At the federal level, how efficiently the vaccination process goes is top of mind. In Ottawa, there is certainly talk of an election soon. With the federal government planning to table a budget in March, that would be their first opportunity to let the government fall. As in previous minority government situations, they may include “poison pills” in the budget, which are items that other political parties won’t be able to vote for. If all MPs from the opposition parties vote against the budget, it will trigger an election.
However, if the process isn’t going well, the Liberals will likely bide their time until they feel confident with public polling numbers. Most minority governments last 18 months, and we are already nearing that time threshold. The Liberals are indeed looking for a majority government to fulfill some of their campaign promises and agenda. While after the last election in the fall of 2019, they were able to have a good relationship with the Bloc Québécois and the NDP, they have soured since then. The Bloc continues to push against the government at every turn, and the NDP is getting tired of supporting the Liberals’ agenda. The NDP is also biding their time, though, as they continue to have financial and polling issues.

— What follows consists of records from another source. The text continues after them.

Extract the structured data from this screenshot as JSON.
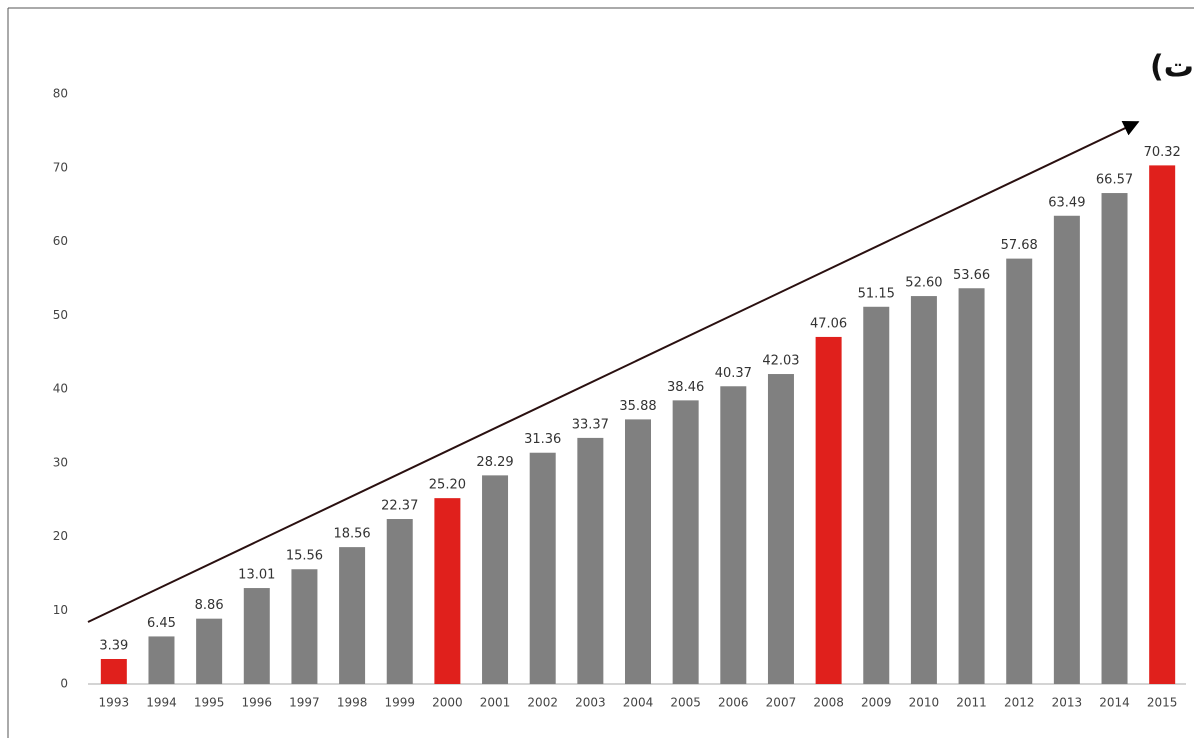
{
  "chart_data": {
    "type": "bar",
    "title": "تطور إجمالي الدين العام (بمليارات الدولارات)",
    "categories": [
      "1993",
      "1994",
      "1995",
      "1996",
      "1997",
      "1998",
      "1999",
      "2000",
      "2001",
      "2002",
      "2003",
      "2004",
      "2005",
      "2006",
      "2007",
      "2008",
      "2009",
      "2010",
      "2011",
      "2012",
      "2013",
      "2014",
      "2015"
    ],
    "values": [
      3.39,
      6.45,
      8.86,
      13.01,
      15.56,
      18.56,
      22.37,
      25.2,
      28.29,
      31.36,
      33.37,
      35.88,
      38.46,
      40.37,
      42.03,
      47.06,
      51.15,
      52.6,
      53.66,
      57.68,
      63.49,
      66.57,
      70.32
    ],
    "value_labels": [
      "3.39",
      "6.45",
      "8.86",
      "13.01",
      "15.56",
      "18.56",
      "22.37",
      "25.20",
      "28.29",
      "31.36",
      "33.37",
      "35.88",
      "38.46",
      "40.37",
      "42.03",
      "47.06",
      "51.15",
      "52.60",
      "53.66",
      "57.68",
      "63.49",
      "66.57",
      "70.32"
    ],
    "colors": [
      "#e0201c",
      "#808080",
      "#808080",
      "#808080",
      "#808080",
      "#808080",
      "#808080",
      "#e0201c",
      "#808080",
      "#808080",
      "#808080",
      "#808080",
      "#808080",
      "#808080",
      "#808080",
      "#e0201c",
      "#808080",
      "#808080",
      "#808080",
      "#808080",
      "#808080",
      "#808080",
      "#e0201c"
    ],
    "ylim": [
      0,
      80
    ],
    "yticks": [
      0,
      10,
      20,
      30,
      40,
      50,
      60,
      70,
      80
    ],
    "grid": false
  }
}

The Conservatives are also becoming more confident with their new leader, Erin O’Toole. While he’s had to deal with some internal caucus issues, he’s been able to deal with them more swiftly than his predecessor, which has helped him save face. The party has also updated its branding, social media presence and has adopted more centric policies.

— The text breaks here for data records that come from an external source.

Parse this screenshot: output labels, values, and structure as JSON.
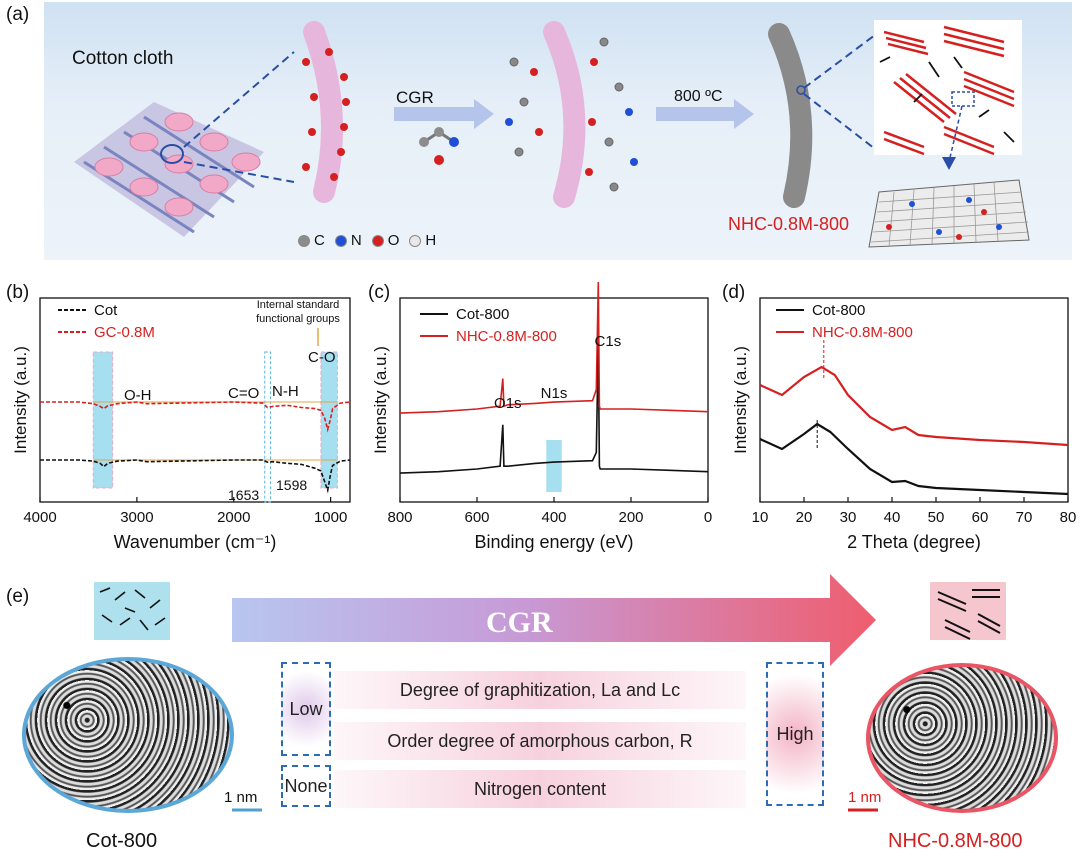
{
  "panel_labels": {
    "a": "(a)",
    "b": "(b)",
    "c": "(c)",
    "d": "(d)",
    "e": "(e)"
  },
  "panel_a": {
    "cotton_label": "Cotton cloth",
    "arrow1_label": "CGR",
    "arrow2_label": "800 ºC",
    "product_label": "NHC-0.8M-800",
    "atom_legend": [
      {
        "symbol": "C",
        "color": "#8c8c8c"
      },
      {
        "symbol": "N",
        "color": "#1f4fd6"
      },
      {
        "symbol": "O",
        "color": "#d62020"
      },
      {
        "symbol": "H",
        "color": "#e8e8e8"
      }
    ]
  },
  "chart_data": [
    {
      "panel": "b",
      "type": "line",
      "xlabel": "Wavenumber (cm⁻¹)",
      "ylabel": "Intensity (a.u.)",
      "xlim": [
        4000,
        800
      ],
      "xticks": [
        4000,
        3000,
        2000,
        1000
      ],
      "series": [
        {
          "name": "Cot",
          "color": "#111111",
          "style": "dashed",
          "offset": 0,
          "x": [
            4000,
            3600,
            3450,
            3380,
            3340,
            3300,
            3200,
            3000,
            2900,
            2000,
            1700,
            1653,
            1598,
            1450,
            1300,
            1160,
            1100,
            1060,
            1030,
            1000,
            980,
            900,
            800
          ],
          "y": [
            0,
            0,
            -0.02,
            -0.06,
            -0.12,
            -0.06,
            -0.02,
            0,
            -0.03,
            0,
            0,
            -0.04,
            -0.03,
            -0.06,
            -0.08,
            -0.15,
            -0.2,
            -0.4,
            -0.55,
            -0.25,
            -0.1,
            -0.02,
            0
          ]
        },
        {
          "name": "GC-0.8M",
          "color": "#d62020",
          "style": "dashed",
          "offset": 1,
          "x": [
            4000,
            3600,
            3450,
            3380,
            3340,
            3300,
            3200,
            3000,
            2900,
            2000,
            1700,
            1653,
            1598,
            1450,
            1300,
            1160,
            1100,
            1060,
            1030,
            1000,
            980,
            900,
            800
          ],
          "y": [
            0,
            0,
            -0.03,
            -0.08,
            -0.12,
            -0.07,
            -0.03,
            0,
            -0.03,
            0,
            -0.02,
            -0.1,
            -0.08,
            -0.06,
            -0.1,
            -0.12,
            -0.15,
            -0.3,
            -0.5,
            -0.3,
            -0.12,
            -0.02,
            0
          ]
        }
      ],
      "annotations": [
        "O-H",
        "C=O",
        "N-H",
        "C-O",
        "1653",
        "1598",
        "Internal standard",
        "functional groups"
      ]
    },
    {
      "panel": "c",
      "type": "line",
      "xlabel": "Binding energy (eV)",
      "ylabel": "Intensity (a.u.)",
      "xlim": [
        800,
        0
      ],
      "xticks": [
        800,
        600,
        400,
        200,
        0
      ],
      "series": [
        {
          "name": "Cot-800",
          "color": "#111111",
          "offset": 0,
          "x": [
            800,
            700,
            600,
            540,
            533,
            530,
            520,
            450,
            400,
            300,
            290,
            285,
            282,
            280,
            200,
            100,
            0
          ],
          "y": [
            0.05,
            0.06,
            0.08,
            0.1,
            0.4,
            0.1,
            0.1,
            0.12,
            0.13,
            0.14,
            0.2,
            1.0,
            0.1,
            0.08,
            0.08,
            0.07,
            0.06
          ]
        },
        {
          "name": "NHC-0.8M-800",
          "color": "#d62020",
          "offset": 1,
          "x": [
            800,
            700,
            600,
            540,
            533,
            530,
            520,
            450,
            400,
            300,
            290,
            285,
            282,
            280,
            200,
            100,
            0
          ],
          "y": [
            0.05,
            0.06,
            0.08,
            0.1,
            0.3,
            0.1,
            0.11,
            0.12,
            0.13,
            0.14,
            0.22,
            1.0,
            0.1,
            0.08,
            0.08,
            0.07,
            0.06
          ]
        }
      ],
      "annotations": [
        "O1s",
        "N1s",
        "C1s"
      ]
    },
    {
      "panel": "d",
      "type": "line",
      "xlabel": "2 Theta (degree)",
      "ylabel": "Intensity (a.u.)",
      "xlim": [
        10,
        80
      ],
      "xticks": [
        10,
        20,
        30,
        40,
        50,
        60,
        70,
        80
      ],
      "series": [
        {
          "name": "Cot-800",
          "color": "#111111",
          "offset": 0,
          "x": [
            10,
            15,
            20,
            23,
            26,
            30,
            35,
            40,
            43,
            46,
            50,
            60,
            70,
            80
          ],
          "y": [
            0.55,
            0.45,
            0.6,
            0.7,
            0.62,
            0.45,
            0.25,
            0.12,
            0.13,
            0.08,
            0.06,
            0.04,
            0.02,
            0
          ]
        },
        {
          "name": "NHC-0.8M-800",
          "color": "#d62020",
          "offset": 1,
          "x": [
            10,
            15,
            20,
            24,
            27,
            30,
            35,
            40,
            43,
            46,
            50,
            60,
            70,
            80
          ],
          "y": [
            0.6,
            0.5,
            0.68,
            0.78,
            0.7,
            0.5,
            0.28,
            0.15,
            0.18,
            0.1,
            0.08,
            0.05,
            0.03,
            0
          ]
        }
      ]
    }
  ],
  "panel_e": {
    "arrow_label": "CGR",
    "rows": [
      "Degree of graphitization, La and Lc",
      "Order degree of amorphous carbon, R",
      "Nitrogen content"
    ],
    "low": "Low",
    "none": "None",
    "high": "High",
    "scale_left": "1 nm",
    "scale_right": "1 nm",
    "left_label": "Cot-800",
    "right_label": "NHC-0.8M-800"
  }
}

Finally, if an election doesn’t come out from the budget, we will likely see one in either the summer or the fall. Parties are already busy nominating their candidates for an election and fundraising more than ever. It’s clear to many in Ottawa that an election is in the air, but vaccines will decide when this election happens. Until then, the government has a budget to write for Canada’s economic recovery, and parties have debates to win to position themselves as the best next government.